Do you see expense changing with TL though? Surely independent robots that can seek out and extract materials using a variety of means, assuming their effective life enables a positive balance sheet, would mean that at the levels of Very High Tech, if not at High, resource extraction could be a pretty straightforward activity?
I just imagine the old days of the meteor miner going out with the industrial laser onto the rock surface are more primitive, while the higher-tech miner sits in his vessel monitoring the activities and status of a number of mining bots out there doing the grunt-work for him.
I'd think that at higher tech levels the operation is even more automated. A mining ship arrives, much like a fishing trawler, and releases automated mining modules that move to nearby asteroids, attach themselves, fill themselves with ore, and then return to the ship for pick up.

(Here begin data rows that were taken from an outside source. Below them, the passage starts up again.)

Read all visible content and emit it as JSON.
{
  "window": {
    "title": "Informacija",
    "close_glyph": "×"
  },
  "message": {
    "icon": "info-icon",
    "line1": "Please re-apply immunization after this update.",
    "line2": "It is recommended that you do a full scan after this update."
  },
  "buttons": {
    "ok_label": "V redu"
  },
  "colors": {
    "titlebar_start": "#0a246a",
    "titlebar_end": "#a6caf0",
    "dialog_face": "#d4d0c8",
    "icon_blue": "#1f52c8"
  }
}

The modules take X days to fill up so the ship arrives with a fresh batch to release and picks up the now full ones. It then returns to a mother ship that collects a big number of the containers and takes them to the smelter or refining facility where they are unloaded and serviced. The mother ship is loaded with a fresh empty batch and returns to the asteroid field to distribute these to the mining ships.

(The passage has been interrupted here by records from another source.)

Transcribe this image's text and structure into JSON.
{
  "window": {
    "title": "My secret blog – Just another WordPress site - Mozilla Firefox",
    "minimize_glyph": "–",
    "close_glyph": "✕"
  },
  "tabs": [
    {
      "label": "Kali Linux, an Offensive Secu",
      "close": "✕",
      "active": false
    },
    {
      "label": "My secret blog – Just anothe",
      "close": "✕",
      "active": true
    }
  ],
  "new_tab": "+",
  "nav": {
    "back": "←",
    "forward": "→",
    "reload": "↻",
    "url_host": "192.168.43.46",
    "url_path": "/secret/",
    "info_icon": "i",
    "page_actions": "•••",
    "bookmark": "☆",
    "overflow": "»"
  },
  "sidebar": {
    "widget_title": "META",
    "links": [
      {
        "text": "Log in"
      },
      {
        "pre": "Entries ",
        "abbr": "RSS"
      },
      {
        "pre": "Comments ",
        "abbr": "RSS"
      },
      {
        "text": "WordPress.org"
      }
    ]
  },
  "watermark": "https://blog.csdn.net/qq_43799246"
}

The whole operation simply moves forward along the asteroid belt devouring it as they go. The refinery could be on a large asteroid turned into a mining ship that follows the operation.
I figured this out one time where you'd use the Type S scout converted to a seeker carrying 7 mining modules the size of standard shipping modules. The seeker in this case has no jump capacity. It doesn't need it.

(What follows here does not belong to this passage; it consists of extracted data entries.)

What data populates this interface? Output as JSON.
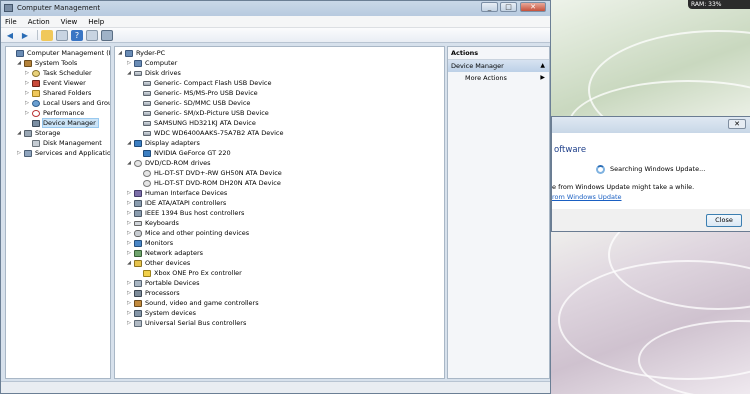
{
  "window": {
    "title": "Computer Management",
    "minimize": "_",
    "maximize": "□",
    "close": "✕"
  },
  "menu": [
    "File",
    "Action",
    "View",
    "Help"
  ],
  "left_tree": [
    {
      "label": "Computer Management (Local",
      "indent": 0,
      "exp": "",
      "icon": "comp"
    },
    {
      "label": "System Tools",
      "indent": 1,
      "exp": "◢",
      "icon": "tool"
    },
    {
      "label": "Task Scheduler",
      "indent": 2,
      "exp": "▷",
      "icon": "clock"
    },
    {
      "label": "Event Viewer",
      "indent": 2,
      "exp": "▷",
      "icon": "evt"
    },
    {
      "label": "Shared Folders",
      "indent": 2,
      "exp": "▷",
      "icon": "fold"
    },
    {
      "label": "Local Users and Groups",
      "indent": 2,
      "exp": "▷",
      "icon": "users"
    },
    {
      "label": "Performance",
      "indent": 2,
      "exp": "▷",
      "icon": "perf"
    },
    {
      "label": "Device Manager",
      "indent": 2,
      "exp": "",
      "icon": "dev",
      "selected": true
    },
    {
      "label": "Storage",
      "indent": 1,
      "exp": "◢",
      "icon": "stor"
    },
    {
      "label": "Disk Management",
      "indent": 2,
      "exp": "",
      "icon": "disk"
    },
    {
      "label": "Services and Applications",
      "indent": 1,
      "exp": "▷",
      "icon": "svc"
    }
  ],
  "device_tree": [
    {
      "label": "Ryder-PC",
      "indent": 0,
      "exp": "◢",
      "icon": "comp"
    },
    {
      "label": "Computer",
      "indent": 1,
      "exp": "▷",
      "icon": "comp"
    },
    {
      "label": "Disk drives",
      "indent": 1,
      "exp": "◢",
      "icon": "drive"
    },
    {
      "label": "Generic- Compact Flash USB Device",
      "indent": 2,
      "exp": "",
      "icon": "drive"
    },
    {
      "label": "Generic- MS/MS-Pro USB Device",
      "indent": 2,
      "exp": "",
      "icon": "drive"
    },
    {
      "label": "Generic- SD/MMC USB Device",
      "indent": 2,
      "exp": "",
      "icon": "drive"
    },
    {
      "label": "Generic- SM/xD-Picture USB Device",
      "indent": 2,
      "exp": "",
      "icon": "drive"
    },
    {
      "label": "SAMSUNG HD321KJ ATA Device",
      "indent": 2,
      "exp": "",
      "icon": "drive"
    },
    {
      "label": "WDC WD6400AAKS-75A7B2 ATA Device",
      "indent": 2,
      "exp": "",
      "icon": "drive"
    },
    {
      "label": "Display adapters",
      "indent": 1,
      "exp": "◢",
      "icon": "disp"
    },
    {
      "label": "NVIDIA GeForce GT 220",
      "indent": 2,
      "exp": "",
      "icon": "disp"
    },
    {
      "label": "DVD/CD-ROM drives",
      "indent": 1,
      "exp": "◢",
      "icon": "dvd"
    },
    {
      "label": "HL-DT-ST DVD+-RW GH50N ATA Device",
      "indent": 2,
      "exp": "",
      "icon": "dvd"
    },
    {
      "label": "HL-DT-ST DVD-ROM DH20N ATA Device",
      "indent": 2,
      "exp": "",
      "icon": "dvd"
    },
    {
      "label": "Human Interface Devices",
      "indent": 1,
      "exp": "▷",
      "icon": "hid"
    },
    {
      "label": "IDE ATA/ATAPI controllers",
      "indent": 1,
      "exp": "▷",
      "icon": "ide"
    },
    {
      "label": "IEEE 1394 Bus host controllers",
      "indent": 1,
      "exp": "▷",
      "icon": "ide"
    },
    {
      "label": "Keyboards",
      "indent": 1,
      "exp": "▷",
      "icon": "kbd"
    },
    {
      "label": "Mice and other pointing devices",
      "indent": 1,
      "exp": "▷",
      "icon": "mouse"
    },
    {
      "label": "Monitors",
      "indent": 1,
      "exp": "▷",
      "icon": "mon"
    },
    {
      "label": "Network adapters",
      "indent": 1,
      "exp": "▷",
      "icon": "net"
    },
    {
      "label": "Other devices",
      "indent": 1,
      "exp": "◢",
      "icon": "other"
    },
    {
      "label": "Xbox ONE Pro Ex controller",
      "indent": 2,
      "exp": "",
      "icon": "warn"
    },
    {
      "label": "Portable Devices",
      "indent": 1,
      "exp": "▷",
      "icon": "port"
    },
    {
      "label": "Processors",
      "indent": 1,
      "exp": "▷",
      "icon": "cpu"
    },
    {
      "label": "Sound, video and game controllers",
      "indent": 1,
      "exp": "▷",
      "icon": "sound"
    },
    {
      "label": "System devices",
      "indent": 1,
      "exp": "▷",
      "icon": "sys"
    },
    {
      "label": "Universal Serial Bus controllers",
      "indent": 1,
      "exp": "▷",
      "icon": "usb"
    }
  ],
  "actions": {
    "heading": "Actions",
    "section": "Device Manager",
    "section_arrow": "▲",
    "item": "More Actions",
    "item_arrow": "▶"
  },
  "gadget": "RAM: 33%",
  "dialog": {
    "heading": "oftware",
    "status": "Searching Windows Update...",
    "note": "e from Windows Update might take a while.",
    "link": "rom Windows Update",
    "close_label": "Close",
    "x_label": "✕"
  }
}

The mother ships would be subsidized merchants with the passenger space converted to a sort of rest area for the seeker crews who would rotate work shifts. Empty modules go out the front of the cargo bay, full ones go in the back being pushed forward until the ship is full.
It then takes the off duty crews back along with full containers to the refinery, picks up new crews and empty containers and goes back out to repeat the process.
That means the mining is going 24/7 365 non-stop. I had the economics even figured out based on an article in Nat Geo on asteroids and the estimated value of their metals etc. where this all made pretty good credits.